Si l’influence des joueurs de la NBA et la WNBA a été déterminante pour propager le mouvement, Diandra Tchatchouang rappelle un élément fondateur : le genou posé à terre, à chaque fois que retentissait l’hymne américain avant les matches, du joueur de Foot US Colin Kaepernick, en 2016. «Kaerpernick a libéré les paroles et les actes face à cette lutte antiraciste. LeBron James l’a remercié car il a eu ce rôle clé. Son rôle a été primordial, il sera toujours un des pionniers». Ce geste est d’ailleurs repris depuis cet été par les joueurs avant les rencontres qui se déroulent dans la «bulle» d’Orlando.

«Ce qu’il (Kaepernick) a fait il y a quelques années, permet aujourd’hui aux joueurs NBA, à Noémie Osaka (tennis) à la ligue de soccer, à la MLS, de faire ces actes forts aujourd’hui», constate la joueuse tricolore du Basket Lattes Montpellier Association (BLMA).

Ces sportifs s’inscrivent aujourd’hui dans la lignée d’autres actes qui ont marqué l’Histoire comme le refus d’incorporation de Mohamed Ali ou les poings levés de Tommie Smith et John Carlos, en 1968, lors des JO de Mexico.

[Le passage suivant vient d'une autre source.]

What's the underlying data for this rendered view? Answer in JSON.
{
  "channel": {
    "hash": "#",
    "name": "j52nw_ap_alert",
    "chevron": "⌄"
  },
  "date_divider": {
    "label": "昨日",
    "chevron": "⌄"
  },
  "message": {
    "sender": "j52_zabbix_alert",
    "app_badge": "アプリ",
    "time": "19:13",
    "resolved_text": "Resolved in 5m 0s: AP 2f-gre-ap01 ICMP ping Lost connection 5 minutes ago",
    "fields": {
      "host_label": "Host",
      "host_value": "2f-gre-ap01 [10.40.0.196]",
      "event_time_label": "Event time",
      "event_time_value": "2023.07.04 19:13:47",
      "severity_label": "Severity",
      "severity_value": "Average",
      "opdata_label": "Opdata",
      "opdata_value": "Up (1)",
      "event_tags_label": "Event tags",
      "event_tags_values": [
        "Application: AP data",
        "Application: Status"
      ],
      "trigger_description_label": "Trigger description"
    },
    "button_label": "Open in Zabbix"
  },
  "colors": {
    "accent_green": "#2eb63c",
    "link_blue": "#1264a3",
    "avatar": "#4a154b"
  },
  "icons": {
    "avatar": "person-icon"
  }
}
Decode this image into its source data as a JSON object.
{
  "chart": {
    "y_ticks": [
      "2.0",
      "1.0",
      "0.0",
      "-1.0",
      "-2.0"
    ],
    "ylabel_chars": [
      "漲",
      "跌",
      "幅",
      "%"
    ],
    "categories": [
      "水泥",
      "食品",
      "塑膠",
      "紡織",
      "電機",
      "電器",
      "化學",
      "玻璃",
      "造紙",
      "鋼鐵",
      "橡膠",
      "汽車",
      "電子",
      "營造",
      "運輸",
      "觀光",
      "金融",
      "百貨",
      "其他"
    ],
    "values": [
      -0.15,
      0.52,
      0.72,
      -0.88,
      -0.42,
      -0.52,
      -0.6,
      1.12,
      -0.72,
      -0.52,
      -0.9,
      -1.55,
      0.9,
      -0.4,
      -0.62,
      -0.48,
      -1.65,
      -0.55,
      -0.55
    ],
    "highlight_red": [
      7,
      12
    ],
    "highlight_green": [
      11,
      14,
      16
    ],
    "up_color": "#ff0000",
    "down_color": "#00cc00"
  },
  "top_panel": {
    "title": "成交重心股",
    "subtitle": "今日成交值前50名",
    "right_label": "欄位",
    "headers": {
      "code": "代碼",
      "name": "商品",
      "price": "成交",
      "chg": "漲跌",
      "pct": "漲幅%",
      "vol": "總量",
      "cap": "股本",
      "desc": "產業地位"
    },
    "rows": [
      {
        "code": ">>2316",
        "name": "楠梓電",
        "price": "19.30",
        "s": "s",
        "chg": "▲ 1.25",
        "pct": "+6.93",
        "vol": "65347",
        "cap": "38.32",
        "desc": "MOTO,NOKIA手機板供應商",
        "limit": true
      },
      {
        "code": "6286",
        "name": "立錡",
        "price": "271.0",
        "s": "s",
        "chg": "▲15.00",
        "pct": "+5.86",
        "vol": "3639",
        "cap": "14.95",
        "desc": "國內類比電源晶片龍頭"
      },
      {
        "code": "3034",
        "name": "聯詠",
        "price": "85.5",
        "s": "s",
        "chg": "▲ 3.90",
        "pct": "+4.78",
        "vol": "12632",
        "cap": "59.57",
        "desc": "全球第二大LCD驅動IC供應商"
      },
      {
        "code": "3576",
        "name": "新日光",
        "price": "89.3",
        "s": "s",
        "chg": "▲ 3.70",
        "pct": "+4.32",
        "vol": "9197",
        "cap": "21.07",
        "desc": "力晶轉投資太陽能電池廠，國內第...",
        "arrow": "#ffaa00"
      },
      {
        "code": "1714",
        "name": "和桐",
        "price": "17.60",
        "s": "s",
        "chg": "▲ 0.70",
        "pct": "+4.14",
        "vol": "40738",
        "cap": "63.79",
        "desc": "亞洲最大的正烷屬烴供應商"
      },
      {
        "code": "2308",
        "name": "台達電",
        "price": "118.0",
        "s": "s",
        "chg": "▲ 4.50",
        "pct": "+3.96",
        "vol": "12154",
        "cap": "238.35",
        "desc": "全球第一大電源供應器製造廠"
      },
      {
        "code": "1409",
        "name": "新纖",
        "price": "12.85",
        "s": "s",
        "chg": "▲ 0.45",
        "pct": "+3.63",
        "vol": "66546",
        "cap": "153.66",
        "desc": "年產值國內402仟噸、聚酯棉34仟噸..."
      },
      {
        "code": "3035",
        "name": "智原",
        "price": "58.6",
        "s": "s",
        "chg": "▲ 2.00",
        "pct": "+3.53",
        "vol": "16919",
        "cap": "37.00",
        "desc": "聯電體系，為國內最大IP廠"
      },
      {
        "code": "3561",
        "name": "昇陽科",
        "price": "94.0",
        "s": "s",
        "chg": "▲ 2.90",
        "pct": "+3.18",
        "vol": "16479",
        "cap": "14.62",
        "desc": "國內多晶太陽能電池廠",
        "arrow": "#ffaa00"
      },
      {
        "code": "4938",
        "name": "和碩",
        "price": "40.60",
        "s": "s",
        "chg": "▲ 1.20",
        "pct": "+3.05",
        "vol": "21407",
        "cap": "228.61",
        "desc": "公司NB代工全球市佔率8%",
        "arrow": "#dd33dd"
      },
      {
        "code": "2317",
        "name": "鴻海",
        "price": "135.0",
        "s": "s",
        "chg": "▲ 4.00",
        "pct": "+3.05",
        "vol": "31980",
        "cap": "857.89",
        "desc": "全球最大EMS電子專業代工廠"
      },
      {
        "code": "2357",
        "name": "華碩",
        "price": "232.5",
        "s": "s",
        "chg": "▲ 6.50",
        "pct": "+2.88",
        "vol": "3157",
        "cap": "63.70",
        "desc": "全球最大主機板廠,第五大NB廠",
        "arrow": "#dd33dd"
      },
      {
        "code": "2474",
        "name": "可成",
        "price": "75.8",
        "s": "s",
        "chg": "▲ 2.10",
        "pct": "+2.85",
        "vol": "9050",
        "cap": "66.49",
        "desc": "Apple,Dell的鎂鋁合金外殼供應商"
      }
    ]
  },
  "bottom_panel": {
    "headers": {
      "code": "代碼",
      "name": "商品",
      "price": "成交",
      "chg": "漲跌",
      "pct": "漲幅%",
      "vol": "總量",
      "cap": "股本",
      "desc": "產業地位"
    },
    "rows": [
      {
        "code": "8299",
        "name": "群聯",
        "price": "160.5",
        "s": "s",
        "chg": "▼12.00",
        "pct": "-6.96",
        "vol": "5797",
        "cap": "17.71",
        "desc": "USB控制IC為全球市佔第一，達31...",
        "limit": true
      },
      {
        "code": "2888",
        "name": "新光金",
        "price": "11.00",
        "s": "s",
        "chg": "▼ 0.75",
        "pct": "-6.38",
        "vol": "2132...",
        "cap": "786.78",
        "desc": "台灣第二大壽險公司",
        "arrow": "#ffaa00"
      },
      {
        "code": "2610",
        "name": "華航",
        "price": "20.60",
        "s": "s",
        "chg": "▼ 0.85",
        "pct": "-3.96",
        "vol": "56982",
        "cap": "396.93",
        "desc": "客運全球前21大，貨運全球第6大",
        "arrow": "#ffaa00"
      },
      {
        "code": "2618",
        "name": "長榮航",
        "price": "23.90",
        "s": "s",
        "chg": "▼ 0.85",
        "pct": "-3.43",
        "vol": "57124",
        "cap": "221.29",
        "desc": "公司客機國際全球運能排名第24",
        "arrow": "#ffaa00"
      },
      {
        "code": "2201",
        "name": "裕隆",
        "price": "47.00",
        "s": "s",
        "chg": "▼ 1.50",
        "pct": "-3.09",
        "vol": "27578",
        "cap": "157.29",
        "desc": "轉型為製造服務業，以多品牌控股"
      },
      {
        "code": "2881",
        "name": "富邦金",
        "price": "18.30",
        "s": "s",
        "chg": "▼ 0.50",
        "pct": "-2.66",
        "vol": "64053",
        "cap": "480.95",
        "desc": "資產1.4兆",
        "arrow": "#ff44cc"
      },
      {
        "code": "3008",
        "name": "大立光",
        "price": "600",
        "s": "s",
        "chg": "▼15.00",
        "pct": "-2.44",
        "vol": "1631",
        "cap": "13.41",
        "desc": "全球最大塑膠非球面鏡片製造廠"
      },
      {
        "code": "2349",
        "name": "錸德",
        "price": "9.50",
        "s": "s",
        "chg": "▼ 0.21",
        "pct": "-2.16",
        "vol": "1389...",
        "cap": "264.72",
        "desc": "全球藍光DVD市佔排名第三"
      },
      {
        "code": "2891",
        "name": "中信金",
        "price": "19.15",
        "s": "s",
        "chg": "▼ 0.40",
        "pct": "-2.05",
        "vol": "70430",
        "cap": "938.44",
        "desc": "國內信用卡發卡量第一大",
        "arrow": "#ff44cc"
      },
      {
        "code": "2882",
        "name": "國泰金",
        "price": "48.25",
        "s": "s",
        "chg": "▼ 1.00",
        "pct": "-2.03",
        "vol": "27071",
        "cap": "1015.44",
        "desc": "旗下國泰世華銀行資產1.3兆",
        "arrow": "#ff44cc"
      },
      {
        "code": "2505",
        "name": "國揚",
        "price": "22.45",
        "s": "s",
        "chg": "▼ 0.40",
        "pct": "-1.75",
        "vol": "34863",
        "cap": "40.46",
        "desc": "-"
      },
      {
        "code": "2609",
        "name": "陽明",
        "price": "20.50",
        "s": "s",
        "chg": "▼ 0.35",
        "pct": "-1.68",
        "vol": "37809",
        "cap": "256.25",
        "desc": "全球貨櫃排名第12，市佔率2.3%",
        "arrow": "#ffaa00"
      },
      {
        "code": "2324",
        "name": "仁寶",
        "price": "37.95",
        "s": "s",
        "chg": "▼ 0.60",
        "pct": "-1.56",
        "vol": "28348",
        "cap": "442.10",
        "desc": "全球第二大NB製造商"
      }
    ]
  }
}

Tous ces athlètes qui, comme le rappelle Diandra Tchatchouang, «ont décidé de défendre l’une des causes les plus nobles : la justice et l’égalité pour tous». Des athlètes qui n’ont pas toujours été suivis, au contraire de la Grande ligue qui appuie les combats de ses joueurs. «La NBA est une ligue un peu à part, peut-être plus intelligente que les autres, en tout cas elle a une aura différente», conclut Thomas Dufant.